1. Field
The present invention relates generally to data communication, and more specifically to a novel and improved reverse link architecture for a wireless communication system.
2. Background
Wireless communication systems are widely deployed to provide various types of communication including voice and packet data services. These systems may be based on code division multiple access (CDMA), time division multiple access (TDMA), or some other modulation techniques. CDMA systems may provide certain advantages over other types of system, including increased system capacity.
In a wireless communication system, a user with a remote terminal (e.g., a cellular phone) communicates with another user through transmissions on the forward and reverse links via one or more base stations. The forward link (i.e., downlink) refers to transmission from the base station to the user terminal, and the reverse link (i.e., uplink) refers to transmission from the user terminal to the base station. The forward and reverse links are typically allocated different frequencies, a method called frequency division multiplexing (FDM).
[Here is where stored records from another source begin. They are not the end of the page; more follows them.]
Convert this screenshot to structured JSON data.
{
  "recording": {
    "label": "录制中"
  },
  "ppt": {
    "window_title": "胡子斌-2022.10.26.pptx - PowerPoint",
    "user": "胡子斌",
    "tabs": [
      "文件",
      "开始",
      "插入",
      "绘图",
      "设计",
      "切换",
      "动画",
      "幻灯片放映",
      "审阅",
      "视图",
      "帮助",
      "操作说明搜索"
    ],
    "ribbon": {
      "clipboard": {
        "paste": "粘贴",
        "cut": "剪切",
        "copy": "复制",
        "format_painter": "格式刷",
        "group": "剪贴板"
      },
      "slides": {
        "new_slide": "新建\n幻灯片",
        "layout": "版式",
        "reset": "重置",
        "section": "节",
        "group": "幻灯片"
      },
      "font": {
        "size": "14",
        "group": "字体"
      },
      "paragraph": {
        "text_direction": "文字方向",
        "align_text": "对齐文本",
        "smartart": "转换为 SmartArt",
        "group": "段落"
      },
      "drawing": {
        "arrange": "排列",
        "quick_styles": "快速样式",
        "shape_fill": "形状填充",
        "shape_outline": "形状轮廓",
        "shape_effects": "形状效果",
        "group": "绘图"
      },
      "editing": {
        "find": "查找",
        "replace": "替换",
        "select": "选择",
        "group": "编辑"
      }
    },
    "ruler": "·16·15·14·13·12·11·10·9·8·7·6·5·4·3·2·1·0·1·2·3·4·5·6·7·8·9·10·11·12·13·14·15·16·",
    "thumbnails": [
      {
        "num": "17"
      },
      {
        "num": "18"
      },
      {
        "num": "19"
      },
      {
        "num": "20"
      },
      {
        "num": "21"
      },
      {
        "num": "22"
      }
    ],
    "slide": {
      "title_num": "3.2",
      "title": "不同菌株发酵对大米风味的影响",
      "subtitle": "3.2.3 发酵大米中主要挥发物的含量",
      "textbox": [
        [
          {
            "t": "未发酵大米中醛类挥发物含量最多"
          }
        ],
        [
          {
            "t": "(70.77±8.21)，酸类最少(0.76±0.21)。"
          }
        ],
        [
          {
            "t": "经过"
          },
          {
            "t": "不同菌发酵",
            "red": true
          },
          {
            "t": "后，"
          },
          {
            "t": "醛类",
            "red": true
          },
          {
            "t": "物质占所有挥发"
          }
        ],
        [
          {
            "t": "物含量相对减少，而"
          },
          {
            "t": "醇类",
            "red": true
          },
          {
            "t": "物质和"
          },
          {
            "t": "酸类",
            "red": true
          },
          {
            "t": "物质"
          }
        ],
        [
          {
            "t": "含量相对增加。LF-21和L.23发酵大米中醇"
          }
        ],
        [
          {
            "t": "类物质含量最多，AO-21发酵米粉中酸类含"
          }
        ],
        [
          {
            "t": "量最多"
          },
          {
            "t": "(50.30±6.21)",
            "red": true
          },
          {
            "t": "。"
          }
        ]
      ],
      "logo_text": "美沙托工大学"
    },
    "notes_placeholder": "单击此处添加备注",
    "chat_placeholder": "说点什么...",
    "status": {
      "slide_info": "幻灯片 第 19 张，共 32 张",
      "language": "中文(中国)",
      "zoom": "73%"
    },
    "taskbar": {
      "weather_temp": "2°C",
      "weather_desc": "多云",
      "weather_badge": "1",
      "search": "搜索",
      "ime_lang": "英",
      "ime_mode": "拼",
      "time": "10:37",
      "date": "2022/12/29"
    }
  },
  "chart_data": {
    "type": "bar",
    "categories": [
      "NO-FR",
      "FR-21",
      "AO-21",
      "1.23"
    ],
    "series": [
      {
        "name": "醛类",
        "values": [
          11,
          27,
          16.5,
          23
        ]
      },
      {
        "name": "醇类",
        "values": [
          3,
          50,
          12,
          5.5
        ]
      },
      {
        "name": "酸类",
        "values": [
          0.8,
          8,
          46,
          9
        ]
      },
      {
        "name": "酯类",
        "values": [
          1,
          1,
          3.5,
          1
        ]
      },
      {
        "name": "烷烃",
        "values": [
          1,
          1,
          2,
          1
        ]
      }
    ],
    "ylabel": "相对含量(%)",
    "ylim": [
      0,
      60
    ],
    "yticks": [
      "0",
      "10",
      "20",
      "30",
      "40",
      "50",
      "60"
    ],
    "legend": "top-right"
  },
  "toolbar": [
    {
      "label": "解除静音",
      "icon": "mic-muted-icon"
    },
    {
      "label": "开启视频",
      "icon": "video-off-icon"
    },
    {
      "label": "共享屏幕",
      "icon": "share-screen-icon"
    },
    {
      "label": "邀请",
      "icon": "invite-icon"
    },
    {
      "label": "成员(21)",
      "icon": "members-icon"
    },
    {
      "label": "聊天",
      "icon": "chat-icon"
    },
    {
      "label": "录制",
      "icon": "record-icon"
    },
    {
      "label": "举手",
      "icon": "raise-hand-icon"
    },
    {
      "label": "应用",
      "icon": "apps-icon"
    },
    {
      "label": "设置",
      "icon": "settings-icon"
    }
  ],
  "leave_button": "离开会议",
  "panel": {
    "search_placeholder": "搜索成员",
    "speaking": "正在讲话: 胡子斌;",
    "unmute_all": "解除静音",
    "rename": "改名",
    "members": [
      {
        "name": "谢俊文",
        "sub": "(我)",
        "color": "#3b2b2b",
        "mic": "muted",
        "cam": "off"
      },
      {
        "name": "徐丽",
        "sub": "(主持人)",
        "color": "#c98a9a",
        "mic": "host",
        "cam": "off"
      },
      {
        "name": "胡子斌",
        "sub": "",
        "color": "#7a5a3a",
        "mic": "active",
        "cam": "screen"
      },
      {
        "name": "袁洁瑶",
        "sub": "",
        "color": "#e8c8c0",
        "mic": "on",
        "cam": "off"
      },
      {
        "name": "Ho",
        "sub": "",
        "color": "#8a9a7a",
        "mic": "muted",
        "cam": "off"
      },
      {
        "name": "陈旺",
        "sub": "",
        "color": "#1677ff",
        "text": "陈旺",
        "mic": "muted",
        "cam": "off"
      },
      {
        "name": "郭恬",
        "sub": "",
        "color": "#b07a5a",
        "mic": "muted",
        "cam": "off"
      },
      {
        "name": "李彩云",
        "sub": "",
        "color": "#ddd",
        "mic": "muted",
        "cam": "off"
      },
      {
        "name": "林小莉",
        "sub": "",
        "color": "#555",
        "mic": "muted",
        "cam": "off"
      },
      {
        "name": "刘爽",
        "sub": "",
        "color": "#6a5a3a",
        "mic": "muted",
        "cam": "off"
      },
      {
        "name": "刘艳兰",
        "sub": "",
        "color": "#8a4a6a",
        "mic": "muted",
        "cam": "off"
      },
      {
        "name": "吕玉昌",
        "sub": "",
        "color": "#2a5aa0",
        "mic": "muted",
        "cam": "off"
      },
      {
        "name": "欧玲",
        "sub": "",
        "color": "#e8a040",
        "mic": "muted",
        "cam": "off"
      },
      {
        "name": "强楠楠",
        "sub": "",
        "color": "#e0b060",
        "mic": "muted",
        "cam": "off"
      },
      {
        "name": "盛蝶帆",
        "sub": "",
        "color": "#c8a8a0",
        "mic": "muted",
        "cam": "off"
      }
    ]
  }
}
The characteristics of packet data transmission on the forward and reverse links are typically very different. On the forward link, the base station usually knows whether or not it has data to transmit, the amount of data, and the identity of the recipient remote terminals. The base station may further be provided with the “efficiency” achieved by each recipient remote terminal, which may be quantified as the amount of transmit power needed per bit. Based on the known information, the base station may be able to efficiently schedule data transmissions to the remote terminals at the times and data rates selected to achieve the desired performance.
On the reverse link, the base station typically does not know a priori which remote terminals have packet data to transmit, or how much. The base station is typically aware of each received remote terminal's efficiency, which may be quantified by the energy-per-bit-to-total-noise-plus-interface ratio, Ec/(No+Io), needed at the base station to correctly receive a data transmission. The base station may then allocate resources to the remote terminals whenever requested and as available.
Because of uncertainty in user demands, the usage on the reverse link may fluctuate widely. If many remote terminals transmit at the same time, high interference is generated at the base station. The transmit power from the remote terminals would need to be increased to maintain the target Ec/(No+Io), which would then result in higher levels of interference. If the transmit power is further increased in this manner, a “black out” may ultimately result and the transmissions from all or a large percentage of the remote terminals may not be properly received. This is due to the remote terminal not being able to transmit at sufficient power to close the link to the base station.
In a CDMA system, the channel loading on the reverse link is often characterized by what is referred to as the “rise-over-thermal”. The rise-over-thermal is the ratio of the total received power at a base station receiver to the power of the thermal noise. Based on theoretical capacity calculations for a CDMA reverse link, there is a theoretical curve that shows the rise-over-thermal increasing with loading. The loading at which the rise-over-thermal is infinite is often referred to as the “pole”. A loading that has a rise-over-thermal of 3 dB corresponds to a loading of about 50%, or about half of the number of users that can be supported when at the pole. As the number of users increases and as the data rates of the users increase, the loading becomes higher. Correspondingly, as the loading increases, the amount of power that a remote terminal must transmit increases. The rise-over-thermal and channel loading are described in further detail by A. J. Viterbi in “CDMA: Principles of Spread Spectrum Communication,” Addison-Wesley Wireless Communications Series, May 1995, ISBN: 0201633744, which is incorporated herein by reference.
The Viterbi reference provides classical equations that show the relationship between the rise-over-thermal, the number of users, and the data rates of the users. The equations also show that there is greater capacity (in bits/second) if a few users transmit at a high rate than a larger number of users transmit at a higher rate. This is due to the interference between transmitting users.
In a typical CDMA system, many users' data rates are continuously changing. For example, in an IS-95 or cdma2000 system, a voice user typically transmits at one of four rates, corresponding to the voice activity at the remote terminal, as described in U.S. Pat. Nos. 5,657,420 and 5,778,338, both entitled “VARIABLE RATE VOCODER” and U.S. Pat. No. 5,742,734, entitled “ENCODING RATE SELECTION IN A VARIABLE RATE VOCODER”. Similarly, many data users are continually varying their data rates. All this creates a considerable amount of variation in the amount of data being transmitted simultaneously, and hence a considerable variation in the rise-over-thermal.
As can be seen from the above, there is a need in the art for a reverse link channel structure capable of achieving high performance for packet data transmission, and which takes into consideration the data transmission characteristics of the reverse links.